Ultimately I would like to figure out how to turn that voice in my head off permanently though I'm not sure total annihilation is possible.  So in those moments when I'm not feeling good enough, I try to talk kinder to myself and I also try to keep doing whatever it is my head is telling me I can't do.  Yesterday I just got on with my work.  Crying or going home weren't viable options. 

As it turns out, that voice in my head didn't know what it was talking about.  Indications later revealed that the conversation I walked in was most likely about the fact that another employee had to be let go.  Don't take anything personally!  The things people do and say have so little to do with us.  And unless there are hard facts to support it is about us, it is best to tell that voice in our heads to pipe down. 

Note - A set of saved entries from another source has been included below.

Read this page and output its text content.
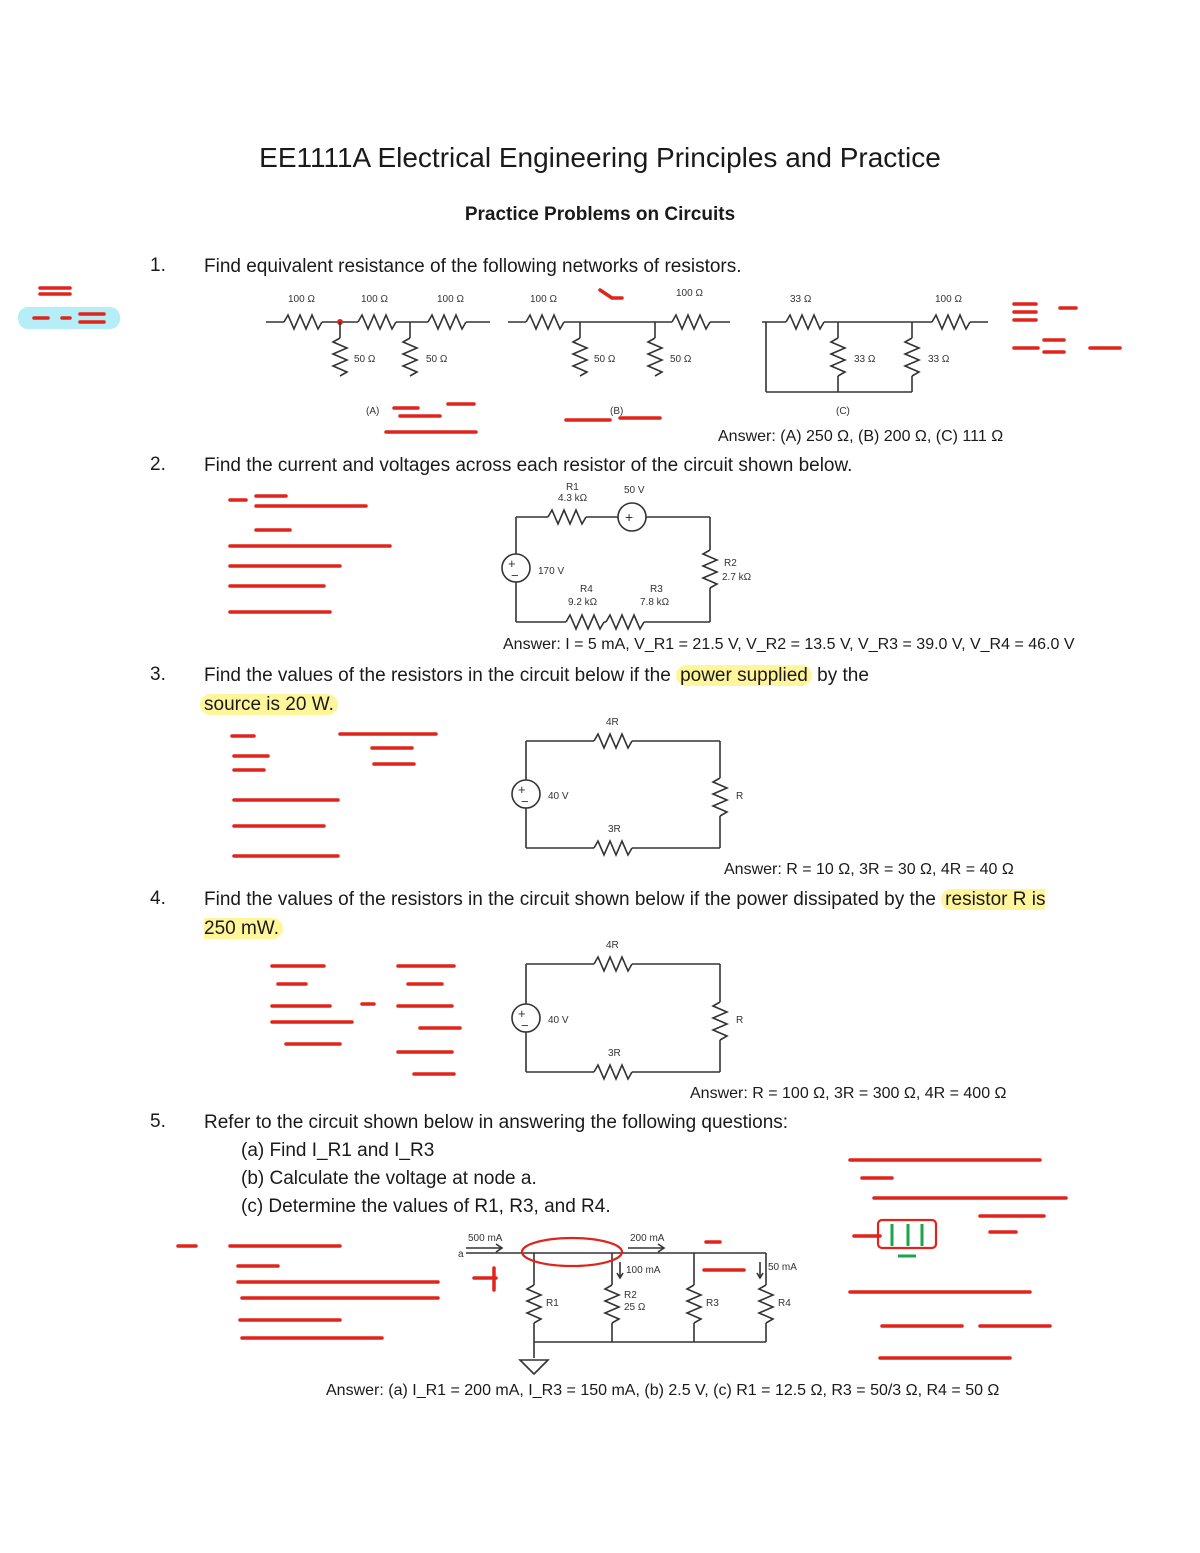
EE1111A Electrical Engineering Principles and Practice
Practice Problems on Circuits
1. Find equivalent resistance of the following networks of resistors.
Answer: (A) 250 Ω, (B) 200 Ω, (C) 111 Ω
2. Find the current and voltages across each resistor of the circuit shown below.
Answer: I = 5 mA, V_R1 = 21.5 V, V_R2 = 13.5 V, V_R3 = 39.0 V, V_R4 = 46.0 V
3. Find the values of the resistors in the circuit below if the power supplied by the
source is 20 W.
Answer: R = 10 Ω, 3R = 30 Ω, 4R = 40 Ω
4. Find the values of the resistors in the circuit shown below if the power dissipated by the resistor R is 250 mW.
Answer: R = 100 Ω, 3R = 300 Ω, 4R = 400 Ω
5. Refer to the circuit shown below in answering the following questions:
(a) Find I_R1 and I_R3
(b) Calculate the voltage at node a.
(c) Determine the values of R1, R3, and R4.
Answer: (a) I_R1 = 200 mA, I_R3 = 150 mA, (b) 2.5 V, (c) R1 = 12.5 Ω, R3 = 50/3 Ω, R4 = 50 Ω
100 Ω	100 Ω	100 Ω
50 Ω	50 Ω
(A)
100 Ω
100 Ω
50 Ω	50 Ω
(B)
33 Ω	100 Ω
33 Ω	33 Ω
(C)
+
+
−
R1
4.3 kΩ
50 V
170 V
R2
2.7 kΩ
R3
7.8 kΩ
R4
9.2 kΩ
+
−
4R
3R
R
40 V
+
−
4R
3R
R
40 V
500 mA	200 mA
100 mA	50 mA
a
R1
R2
25 Ω	R3	R4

In addition to the "Four Agreements" I would like to add a fifth.  Don't believe everything that you think.  It's so much better that way.

Until next time...
Peace, Love and Payday!
Hope

Sunday, September 1, 2013

Sunday Evening Musings

Yo, what's up?

As another round of thunderstorms rolls through this evening I find myself sitting around pondering some of the big mysteries of life.  For example...

Is it inappropriate to do a happy dance in Walgreens when I find out milk is on sale?

Why do dogs like to pee on sandcastles?

How come flip flops get smelly?  Could there be a better ventilated shoe?

Did Jak teach me the stink eye or did I teach it to him?

Is Harry Potter really a spiritual icon?

In regards to the first question, one of the biggest adjustments I've had since moving here is the price of milk.  When not on sale it is about $1.50 more per gallon than I was paying before I moved.  Since I sometimes drink 2 gallons in a week, the additional cost is noticeable.  Therefore it really does warrant a happy dance, right?